Nabu stellt Elektrozaun gegen den Wolf vor

Schäfer Achim Koop stellt einen von ihm gebauten Drahtzaun vor, der zum Teil elektrisch gesichert ist.

Nabu stellt Elektrozaun gegen den Wolf vor

  • Naturschützer für Elektrozäune gegen Wolfsattacken
  • Tierhalter fürchten um ihre Bestände
  • Drei Wölfe haben sich in NRW angesiedelt

Nordrhein-Westfalen ist Wolfs-Land. Drei einzelne Wölfe haben sich seit 2018 angesiedelt: in der Senne bei Bielefeld, im NRW-Teil der Eifel und in der Gegend um Schermbeck. Seitdem gibt es immer wieder Streit zwischen Nutztierhaltern und Naturschützern: Dürfen sich Wölfe auf der Suche nach Nahrung auf den Weiden bedienen?

Nabu hat Verständnis für Tierhalter

Beispiel Schermbeck: Seit etwa einem Jahr lebt dort eine Wölfin im Gebiet etwas südlich von Hamminkeln. Bislang gehen rund 20 Angriffe auf ihr Konto. Die Halter von Schafen und Ziegen in der Gegend fürchten nun, dass die Wölfin auf Kosten der Nutztiere geschützt wird.

Auch der Nabu meint, das Verhalten der Wölfin sei "auffällig". In Schermbeck sei insgesamt zu langsam gehandelt worden. Ein flächendeckender, fachgerechter Herdenschutz in Wolfsgebieten sei nötig. Damit ist auch der Einsatz von Elektrozäunen gemeint, die der Nabu am Samstag (27.07.2019) auf einer Weide vorführte. So könnte man es der Wölfin schwerer machen, weiter Schafe und Ziegen zu reißen.

Streithema Wolf Tiere suchen ein Zuhause 14.04.2019 06:58 Min.
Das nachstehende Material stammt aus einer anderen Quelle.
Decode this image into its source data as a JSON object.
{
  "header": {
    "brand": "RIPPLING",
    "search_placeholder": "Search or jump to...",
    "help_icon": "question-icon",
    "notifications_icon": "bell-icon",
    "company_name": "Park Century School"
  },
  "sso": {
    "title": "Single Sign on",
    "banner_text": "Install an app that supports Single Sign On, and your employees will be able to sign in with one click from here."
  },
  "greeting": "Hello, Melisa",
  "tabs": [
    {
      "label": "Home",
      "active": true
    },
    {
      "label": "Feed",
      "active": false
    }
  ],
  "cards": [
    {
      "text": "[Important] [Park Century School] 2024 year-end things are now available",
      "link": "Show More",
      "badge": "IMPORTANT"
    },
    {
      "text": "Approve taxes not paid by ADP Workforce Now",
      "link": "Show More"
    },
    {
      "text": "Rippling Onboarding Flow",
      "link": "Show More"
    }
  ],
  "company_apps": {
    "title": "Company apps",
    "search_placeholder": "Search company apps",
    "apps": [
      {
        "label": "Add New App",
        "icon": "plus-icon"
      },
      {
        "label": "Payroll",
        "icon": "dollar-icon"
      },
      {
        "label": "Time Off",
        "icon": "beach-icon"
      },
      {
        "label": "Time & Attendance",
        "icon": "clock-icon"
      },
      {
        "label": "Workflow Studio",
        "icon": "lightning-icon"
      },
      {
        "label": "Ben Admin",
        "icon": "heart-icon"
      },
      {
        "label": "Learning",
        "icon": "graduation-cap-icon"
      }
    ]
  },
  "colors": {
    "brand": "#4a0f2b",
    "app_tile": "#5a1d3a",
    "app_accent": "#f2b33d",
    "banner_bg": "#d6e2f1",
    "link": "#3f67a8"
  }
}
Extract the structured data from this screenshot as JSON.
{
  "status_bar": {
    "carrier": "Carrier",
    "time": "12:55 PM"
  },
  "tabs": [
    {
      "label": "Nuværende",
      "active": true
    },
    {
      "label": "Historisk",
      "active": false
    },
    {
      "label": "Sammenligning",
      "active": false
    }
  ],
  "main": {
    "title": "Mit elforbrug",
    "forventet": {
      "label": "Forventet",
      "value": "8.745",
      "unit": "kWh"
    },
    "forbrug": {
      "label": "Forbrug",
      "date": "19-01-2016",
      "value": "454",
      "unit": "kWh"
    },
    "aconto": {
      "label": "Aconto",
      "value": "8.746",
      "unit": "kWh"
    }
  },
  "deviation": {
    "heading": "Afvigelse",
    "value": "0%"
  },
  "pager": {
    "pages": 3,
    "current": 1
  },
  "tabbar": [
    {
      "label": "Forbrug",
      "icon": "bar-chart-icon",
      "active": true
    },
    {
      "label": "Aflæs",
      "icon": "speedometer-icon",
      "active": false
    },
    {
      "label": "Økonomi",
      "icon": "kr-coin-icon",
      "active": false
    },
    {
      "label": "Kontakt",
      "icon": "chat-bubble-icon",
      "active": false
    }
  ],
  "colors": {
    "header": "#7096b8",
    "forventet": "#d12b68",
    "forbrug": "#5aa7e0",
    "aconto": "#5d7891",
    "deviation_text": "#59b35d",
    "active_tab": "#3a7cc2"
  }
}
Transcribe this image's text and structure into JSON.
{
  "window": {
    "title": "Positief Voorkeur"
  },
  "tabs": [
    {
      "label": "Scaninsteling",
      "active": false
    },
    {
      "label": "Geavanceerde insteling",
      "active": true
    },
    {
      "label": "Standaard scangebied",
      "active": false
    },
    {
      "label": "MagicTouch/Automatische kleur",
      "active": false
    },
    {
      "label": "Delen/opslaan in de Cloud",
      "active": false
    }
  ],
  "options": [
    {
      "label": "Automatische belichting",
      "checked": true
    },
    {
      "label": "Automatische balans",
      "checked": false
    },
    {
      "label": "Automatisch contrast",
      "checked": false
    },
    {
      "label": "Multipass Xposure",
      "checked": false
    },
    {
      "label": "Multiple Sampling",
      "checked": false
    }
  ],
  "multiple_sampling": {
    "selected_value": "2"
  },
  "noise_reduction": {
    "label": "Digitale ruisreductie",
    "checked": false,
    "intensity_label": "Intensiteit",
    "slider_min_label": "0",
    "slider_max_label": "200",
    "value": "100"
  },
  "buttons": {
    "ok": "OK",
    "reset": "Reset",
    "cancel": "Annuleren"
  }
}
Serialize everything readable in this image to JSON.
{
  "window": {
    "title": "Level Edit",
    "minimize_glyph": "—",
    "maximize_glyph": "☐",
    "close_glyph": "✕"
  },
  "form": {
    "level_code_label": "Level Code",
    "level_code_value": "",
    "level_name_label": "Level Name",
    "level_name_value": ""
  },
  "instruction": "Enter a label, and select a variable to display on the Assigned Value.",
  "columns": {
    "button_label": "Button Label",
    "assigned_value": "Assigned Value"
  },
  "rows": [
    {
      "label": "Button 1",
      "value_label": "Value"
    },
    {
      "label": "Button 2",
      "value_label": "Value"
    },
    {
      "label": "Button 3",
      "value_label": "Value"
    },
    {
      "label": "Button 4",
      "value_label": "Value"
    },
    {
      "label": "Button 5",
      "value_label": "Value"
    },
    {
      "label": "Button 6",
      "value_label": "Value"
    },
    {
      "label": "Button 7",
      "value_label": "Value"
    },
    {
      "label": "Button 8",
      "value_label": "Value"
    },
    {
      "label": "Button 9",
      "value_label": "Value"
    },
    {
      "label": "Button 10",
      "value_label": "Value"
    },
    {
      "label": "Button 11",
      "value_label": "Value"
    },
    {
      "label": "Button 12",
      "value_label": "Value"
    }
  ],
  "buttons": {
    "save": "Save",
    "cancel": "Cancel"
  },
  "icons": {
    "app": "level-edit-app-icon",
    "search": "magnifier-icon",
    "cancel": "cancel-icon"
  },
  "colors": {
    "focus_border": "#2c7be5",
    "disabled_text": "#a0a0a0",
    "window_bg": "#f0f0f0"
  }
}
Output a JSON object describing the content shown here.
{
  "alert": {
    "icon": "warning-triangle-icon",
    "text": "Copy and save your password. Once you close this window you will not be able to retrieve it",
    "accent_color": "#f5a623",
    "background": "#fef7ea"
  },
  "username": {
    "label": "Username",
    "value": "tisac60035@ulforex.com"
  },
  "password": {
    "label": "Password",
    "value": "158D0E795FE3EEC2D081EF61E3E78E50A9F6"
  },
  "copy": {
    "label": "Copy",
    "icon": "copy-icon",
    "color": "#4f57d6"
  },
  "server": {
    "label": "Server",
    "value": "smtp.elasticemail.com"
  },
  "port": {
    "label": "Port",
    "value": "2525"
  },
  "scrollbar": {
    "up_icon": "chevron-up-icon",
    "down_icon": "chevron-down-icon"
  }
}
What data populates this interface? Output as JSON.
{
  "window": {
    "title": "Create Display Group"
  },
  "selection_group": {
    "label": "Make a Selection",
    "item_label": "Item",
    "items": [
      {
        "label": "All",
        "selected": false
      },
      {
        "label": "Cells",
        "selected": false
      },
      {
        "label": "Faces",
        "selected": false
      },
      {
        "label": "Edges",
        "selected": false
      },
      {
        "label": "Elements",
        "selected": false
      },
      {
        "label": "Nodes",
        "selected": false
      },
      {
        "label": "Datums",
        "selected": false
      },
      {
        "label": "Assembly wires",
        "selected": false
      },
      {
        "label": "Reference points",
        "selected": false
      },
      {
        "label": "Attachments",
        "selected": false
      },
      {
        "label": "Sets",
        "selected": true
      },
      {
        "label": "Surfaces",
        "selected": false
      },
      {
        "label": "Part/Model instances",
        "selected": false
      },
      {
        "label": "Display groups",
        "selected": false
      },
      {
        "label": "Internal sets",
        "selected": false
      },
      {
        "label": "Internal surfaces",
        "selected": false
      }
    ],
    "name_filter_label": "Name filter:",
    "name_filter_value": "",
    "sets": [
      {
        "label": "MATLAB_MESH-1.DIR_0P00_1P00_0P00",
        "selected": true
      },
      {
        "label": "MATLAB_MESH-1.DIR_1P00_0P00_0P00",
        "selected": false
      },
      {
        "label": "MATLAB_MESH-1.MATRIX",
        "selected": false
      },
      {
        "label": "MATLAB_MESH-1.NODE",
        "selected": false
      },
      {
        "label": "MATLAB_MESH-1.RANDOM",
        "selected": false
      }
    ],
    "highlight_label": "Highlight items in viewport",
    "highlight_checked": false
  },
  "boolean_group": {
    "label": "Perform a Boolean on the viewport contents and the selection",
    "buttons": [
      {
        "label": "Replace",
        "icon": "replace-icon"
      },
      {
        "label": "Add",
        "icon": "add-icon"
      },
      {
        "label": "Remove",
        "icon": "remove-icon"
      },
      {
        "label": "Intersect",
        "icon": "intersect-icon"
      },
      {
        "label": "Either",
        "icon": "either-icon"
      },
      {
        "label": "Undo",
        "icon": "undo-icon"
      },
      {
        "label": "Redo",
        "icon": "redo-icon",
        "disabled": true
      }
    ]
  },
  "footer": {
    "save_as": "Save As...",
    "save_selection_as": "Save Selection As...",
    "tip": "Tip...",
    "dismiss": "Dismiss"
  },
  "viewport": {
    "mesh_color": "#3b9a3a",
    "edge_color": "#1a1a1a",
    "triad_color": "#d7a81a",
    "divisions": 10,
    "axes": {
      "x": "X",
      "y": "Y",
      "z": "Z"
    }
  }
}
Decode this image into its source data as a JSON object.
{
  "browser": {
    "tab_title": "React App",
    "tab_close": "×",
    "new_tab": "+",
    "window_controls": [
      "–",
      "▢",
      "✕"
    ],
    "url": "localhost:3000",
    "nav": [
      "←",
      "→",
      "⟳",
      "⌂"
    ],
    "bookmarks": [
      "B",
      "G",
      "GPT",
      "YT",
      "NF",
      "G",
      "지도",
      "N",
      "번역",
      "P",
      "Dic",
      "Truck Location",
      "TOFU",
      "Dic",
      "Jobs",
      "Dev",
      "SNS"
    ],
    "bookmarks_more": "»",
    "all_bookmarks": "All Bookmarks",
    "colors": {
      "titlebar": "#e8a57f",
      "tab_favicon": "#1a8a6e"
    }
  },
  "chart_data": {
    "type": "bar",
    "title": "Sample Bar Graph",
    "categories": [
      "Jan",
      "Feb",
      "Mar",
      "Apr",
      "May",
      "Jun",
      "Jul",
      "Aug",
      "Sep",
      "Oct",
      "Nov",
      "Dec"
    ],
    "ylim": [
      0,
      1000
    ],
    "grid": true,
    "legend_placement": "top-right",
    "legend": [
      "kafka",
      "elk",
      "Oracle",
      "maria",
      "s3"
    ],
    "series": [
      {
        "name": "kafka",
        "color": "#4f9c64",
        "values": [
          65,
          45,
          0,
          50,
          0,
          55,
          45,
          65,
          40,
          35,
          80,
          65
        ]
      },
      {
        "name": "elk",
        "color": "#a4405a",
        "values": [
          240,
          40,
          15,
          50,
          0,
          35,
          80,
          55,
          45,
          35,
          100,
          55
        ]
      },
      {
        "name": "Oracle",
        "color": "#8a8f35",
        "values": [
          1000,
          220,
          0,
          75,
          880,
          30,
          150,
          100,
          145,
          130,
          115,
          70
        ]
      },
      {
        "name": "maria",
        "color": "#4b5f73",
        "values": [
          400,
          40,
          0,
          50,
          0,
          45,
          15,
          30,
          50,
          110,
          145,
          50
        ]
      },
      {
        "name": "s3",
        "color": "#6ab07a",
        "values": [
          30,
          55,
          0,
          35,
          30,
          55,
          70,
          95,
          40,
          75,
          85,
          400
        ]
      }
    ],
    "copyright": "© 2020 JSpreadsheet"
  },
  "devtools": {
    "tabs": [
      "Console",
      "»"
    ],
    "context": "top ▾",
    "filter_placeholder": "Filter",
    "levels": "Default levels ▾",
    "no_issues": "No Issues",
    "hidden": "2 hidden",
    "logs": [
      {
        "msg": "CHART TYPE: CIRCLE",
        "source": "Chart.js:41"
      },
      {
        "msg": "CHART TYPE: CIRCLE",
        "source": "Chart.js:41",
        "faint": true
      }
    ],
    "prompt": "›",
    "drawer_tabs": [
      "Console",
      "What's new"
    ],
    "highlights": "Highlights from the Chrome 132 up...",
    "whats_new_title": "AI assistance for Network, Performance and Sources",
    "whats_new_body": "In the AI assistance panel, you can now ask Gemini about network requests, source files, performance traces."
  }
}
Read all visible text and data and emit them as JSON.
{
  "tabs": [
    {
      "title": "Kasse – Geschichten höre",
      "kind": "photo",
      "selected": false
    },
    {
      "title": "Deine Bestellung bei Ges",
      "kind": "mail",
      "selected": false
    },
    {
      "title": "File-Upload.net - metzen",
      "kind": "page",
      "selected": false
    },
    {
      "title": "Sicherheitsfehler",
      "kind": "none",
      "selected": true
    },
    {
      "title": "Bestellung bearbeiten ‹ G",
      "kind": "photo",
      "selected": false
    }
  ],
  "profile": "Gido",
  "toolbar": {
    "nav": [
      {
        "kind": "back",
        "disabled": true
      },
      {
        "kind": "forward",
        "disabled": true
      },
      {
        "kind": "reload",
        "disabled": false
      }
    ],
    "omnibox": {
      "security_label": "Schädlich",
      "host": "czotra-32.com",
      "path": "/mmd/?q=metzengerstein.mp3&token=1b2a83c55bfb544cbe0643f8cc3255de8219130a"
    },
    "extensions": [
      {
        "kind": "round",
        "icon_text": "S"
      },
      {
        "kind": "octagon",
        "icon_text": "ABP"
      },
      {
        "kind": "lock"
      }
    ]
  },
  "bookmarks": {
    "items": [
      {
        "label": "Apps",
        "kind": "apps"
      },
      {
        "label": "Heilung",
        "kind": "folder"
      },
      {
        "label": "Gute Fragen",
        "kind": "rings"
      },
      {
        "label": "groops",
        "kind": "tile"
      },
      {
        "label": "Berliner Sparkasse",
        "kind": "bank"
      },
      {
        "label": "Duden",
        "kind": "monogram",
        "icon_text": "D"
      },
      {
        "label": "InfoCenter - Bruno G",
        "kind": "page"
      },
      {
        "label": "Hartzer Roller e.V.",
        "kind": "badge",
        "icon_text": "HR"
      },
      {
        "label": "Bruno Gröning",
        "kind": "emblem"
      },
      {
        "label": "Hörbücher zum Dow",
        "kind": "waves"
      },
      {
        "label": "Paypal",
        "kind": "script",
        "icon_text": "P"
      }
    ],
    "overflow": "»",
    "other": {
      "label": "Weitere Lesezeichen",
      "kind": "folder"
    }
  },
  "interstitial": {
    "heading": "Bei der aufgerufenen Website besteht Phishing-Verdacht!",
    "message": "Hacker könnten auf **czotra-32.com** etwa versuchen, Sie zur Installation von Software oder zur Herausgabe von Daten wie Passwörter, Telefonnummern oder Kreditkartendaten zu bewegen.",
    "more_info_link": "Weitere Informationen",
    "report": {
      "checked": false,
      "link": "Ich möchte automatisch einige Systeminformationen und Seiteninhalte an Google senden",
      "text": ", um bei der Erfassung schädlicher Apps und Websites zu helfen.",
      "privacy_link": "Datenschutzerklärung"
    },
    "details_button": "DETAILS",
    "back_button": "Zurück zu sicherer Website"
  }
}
UT Verfügbar bis 14.04.2020 WDR

Der Nabu ist entschieden gegen das Vorhaben der Bundesregierung, einen "vorbeugenden Abschuss" zu ermöglichen. Der soll möglich sein, auch wenn es keine Schäden an Nutztieren gibt, heißt es auf der Website. Die Landwirtschaftsministerin solle sich ernsthaft um die Unterstützung der Weidetierhalter kümmern – mit Geld und entsprechenden Maß´nahmen.